La Crucifixión. 1340. Pietro Lorenzetti
Témpera y oro sobre tabla. Medidas: 35 cm x 25 cm.
Museo Metropolitano de Nueva York
Lo mismo que Moisés elevó la serpiente en el desierto, así tiene que ser elevado el Hijo del hombre, para que todo el que cree en él tenga vida eterna. Tanto amó Dios al mundo que entregó a su Hijo único para que no perezca ninguno de los que creen en él, sino que tengan vida eterna. Porque Dios no mandó su Hijo al mundo para juzgar al mundo, sino para que el mundo se salve por él. El que cree en él no será juzgado; el que no cree ya está juzgado, porque no ha creído en el nombre del Hijo único de Dios.
Leemos este año en el Cuarto Domingo de Cuaresma el fragmento del Evangelio según san Juan, en el que se consigna el diálogo entre Jesús y Nicodemo.
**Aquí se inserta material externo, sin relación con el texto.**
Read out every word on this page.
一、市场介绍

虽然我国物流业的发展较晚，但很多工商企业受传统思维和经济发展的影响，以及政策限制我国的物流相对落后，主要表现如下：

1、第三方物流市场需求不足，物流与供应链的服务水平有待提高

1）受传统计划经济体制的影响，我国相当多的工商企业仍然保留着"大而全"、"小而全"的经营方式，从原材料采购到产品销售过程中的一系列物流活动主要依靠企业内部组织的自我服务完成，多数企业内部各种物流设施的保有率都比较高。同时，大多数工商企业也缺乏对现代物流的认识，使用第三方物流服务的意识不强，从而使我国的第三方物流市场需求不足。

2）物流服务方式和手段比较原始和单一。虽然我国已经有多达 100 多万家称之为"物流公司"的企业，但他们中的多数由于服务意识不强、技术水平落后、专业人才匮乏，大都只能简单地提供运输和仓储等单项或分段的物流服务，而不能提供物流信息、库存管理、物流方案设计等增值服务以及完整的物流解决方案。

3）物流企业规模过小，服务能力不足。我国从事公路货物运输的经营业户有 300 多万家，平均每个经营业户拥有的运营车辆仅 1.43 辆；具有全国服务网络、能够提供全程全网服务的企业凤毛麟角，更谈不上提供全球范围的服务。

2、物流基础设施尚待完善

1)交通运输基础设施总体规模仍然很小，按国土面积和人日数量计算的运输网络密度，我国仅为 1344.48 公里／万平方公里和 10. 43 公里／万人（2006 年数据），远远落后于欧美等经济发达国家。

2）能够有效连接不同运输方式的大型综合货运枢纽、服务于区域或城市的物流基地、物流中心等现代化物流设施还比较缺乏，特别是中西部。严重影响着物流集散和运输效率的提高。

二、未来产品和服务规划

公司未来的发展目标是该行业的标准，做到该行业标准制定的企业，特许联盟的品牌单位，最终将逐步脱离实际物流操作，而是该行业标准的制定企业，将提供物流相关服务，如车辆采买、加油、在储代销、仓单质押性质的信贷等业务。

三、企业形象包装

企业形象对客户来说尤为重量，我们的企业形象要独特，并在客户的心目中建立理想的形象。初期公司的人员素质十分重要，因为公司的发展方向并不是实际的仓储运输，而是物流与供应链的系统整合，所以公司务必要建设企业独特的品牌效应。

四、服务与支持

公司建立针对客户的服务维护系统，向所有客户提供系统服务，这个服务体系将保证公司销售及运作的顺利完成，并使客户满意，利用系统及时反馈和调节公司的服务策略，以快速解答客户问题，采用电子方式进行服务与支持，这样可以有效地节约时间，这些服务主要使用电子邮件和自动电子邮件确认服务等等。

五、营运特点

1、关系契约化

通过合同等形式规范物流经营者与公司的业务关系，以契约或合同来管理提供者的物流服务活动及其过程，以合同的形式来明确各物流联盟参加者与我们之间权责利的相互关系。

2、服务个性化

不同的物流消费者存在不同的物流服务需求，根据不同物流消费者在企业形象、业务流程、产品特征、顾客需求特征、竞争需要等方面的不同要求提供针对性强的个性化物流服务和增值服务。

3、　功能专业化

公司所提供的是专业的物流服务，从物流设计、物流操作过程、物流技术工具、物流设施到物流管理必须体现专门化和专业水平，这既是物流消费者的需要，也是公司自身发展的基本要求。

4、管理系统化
Jesús utiliza una imagen del Antiguo Testamento: a causa de sus infidelidades en el desierto, Dios envió serpientes que picaron y mataron a muchos israelitas. Moisés le suplicó que aplacase su castigo, y Dios le mandó levantar sobre un asta a una serpiente de bronces, a cuya visión quedarían curados los enfermos. De la misma forma, Jesús afirma de sí mismo que será crucificado, y que dicho sacrificio implicará la salvación para cuantos crean en él.
Hemos escogido para nuestra meditación una exquisita Crucifixión del pintor Pietro Lorenzetti. Nació y murió en Siena. Su formación debió completarse con Duccio di Buoninsegna, para proseguir después en el gran taller de la Basílica de San Francisco de Asís, con Giotto y Simone Martini; esto lo llevó a desarrollar un lenguaje figurativo autónomo que sintetizaba el arte sienés con el lenguaje de Giotto. Sus principales influencias fueron Giovanni Pisano y Giotto. Sobre el fondo dorado destaca la intensidad de los colores y el dramatismo de la escena, que tienen como centros visuales la sangre que brota del costado de Cristo, y la Madre del Señor, vestida en tonos azules, asistida por las santas mujeres y san Juan.